Mais nous sommes là , hors sujet . Donc , je vais me coucher. Je me lève de bonne heure demain , euh , aujourd'hui.
#18 fionabarber
Posté 15 février 2006 à 01:46
L'arctique se réchauffe très rapidement
Posté le 09 novembre 2004 à 17:22:15 CET par ben
source : http://www.sur-la-to...cle_352___.html
Une nouvelle étude internationale menée par 300 chercheurs montre que l'arctique se réchauffe beaucoup plus rapidement que prévu. Selon l'ACIA (Arctic Climate Impact Assessment), la région arctique se réchauffe presque deux fois plus vite que le reste du globe. Les chercheurs s'attendent à ce que la température monte de 4 à 7 degrés, et que la moitié des glaces fonde d'ici la fin du siècle.
Ces changements contribueront à l'élévation du niveau des mers et à l'intensification du réchauffement de la planète.
La disparition des surfaces de glace ou de neige, qui sont très réfléchissantes, contribuera à augmenter l'absorption de la chaleur et donc le réchauffement global. Le réchauffement des sols risque également d'altérer le mécanisme de stockage des gaz à effet de serre.
L'impact du réchauffement climatique affecte déjà les habitants de l'arctique. En Alaska, à l'ouest du Canada et à l'est de la Russie, la température hivernale moyenne a augmenté de 3 à 4 degrés sur les 50 dernières années. Et on s'attend à ce qu'elles grimpent encore de 4 à 7 degrés pendant les 100 prochaines années.
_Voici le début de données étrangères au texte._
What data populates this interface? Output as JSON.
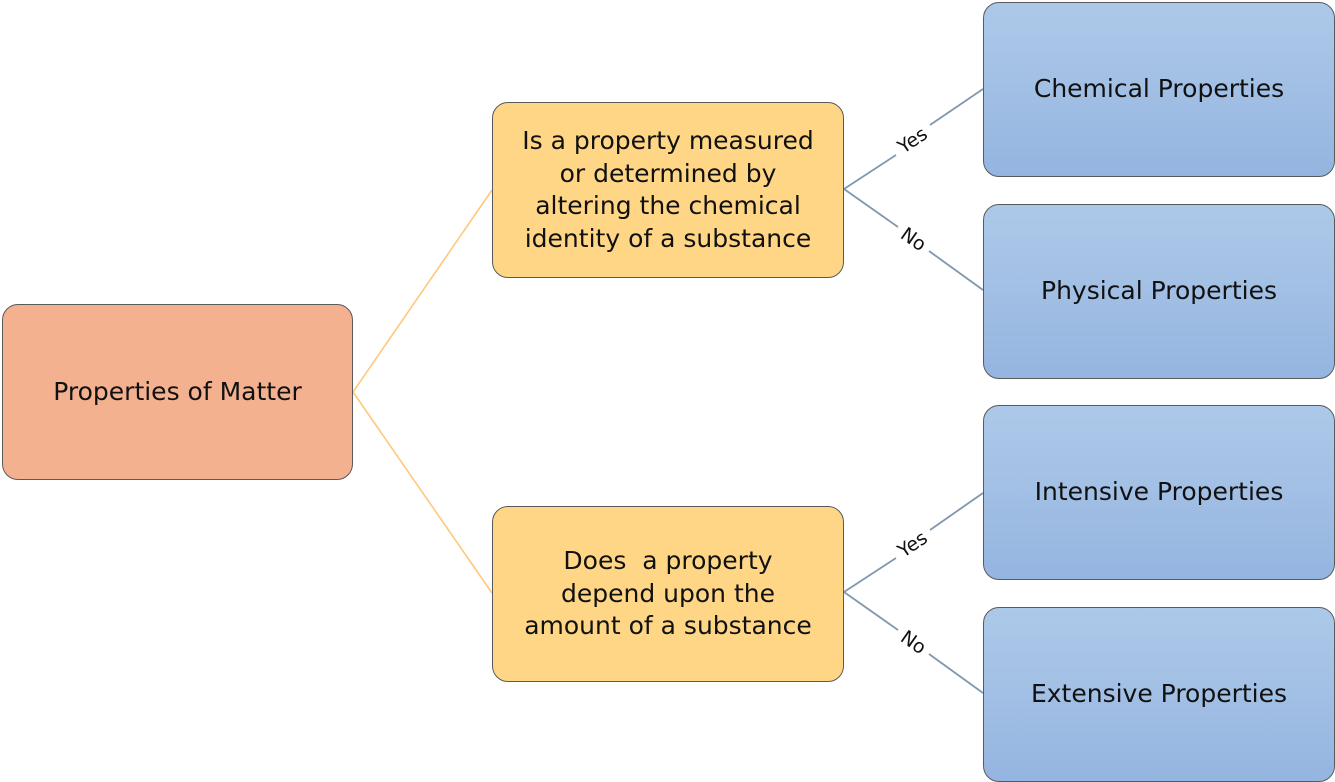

La fonte généralisée des glaciers et de la glace de mer, ainsi que l'augmentation des températures du pergélisol, témoignent d'un réchauffement prononcé de l'arctique.
Les modèles climatiques montrent une disparition de 50% à 100% des glaces durant l'été, ce qui aurait des conséquences dramatiques pour les phoques, les ours polaires, les caribous et les rennes, ainsi que pour les populations qui s'en nourrissent. La fonte des glaces du Groenland pourrait faire monter le niveau de la mer de près de 7 mètres. Le dégel du sol augmentera aussi le risque d'érosion.
D'un autre coté, le dégel faciliterait l'accès à certaines ressources, notamment au pétrole et au gaz naturel, et la navigation deviendrait possible en été. Mais il n'y a aucun doute sur le fait que toutes ces répercutions menacent l'écosystème, ainsi que le mode de vie des peuples nordiques. De surcroît, le réchauffement s'additionne à de nombreuses autres perturbations, comme la pollution, la sur-pêche, la démographie et les changements culturels et économiques.
La poursuite du réchauffement semble inévitable, car même si l'on arrêtait immédiatement de produire des gaz à effet de serre, il faudra des siècles avant que leur concentration atmosphérique ne revienne à la normale. Cependant, il est possible de réduire la vitesse et l'ampleur de ce réchauffement en limitant nos émissions de dioxyde de carbone et de méthane.
fin.
La temperature est montee de 4 à 7 degrés!!!! c'est enorme...
Ce message a été modifié par fionabarber - 15 février 2006 à 01:47.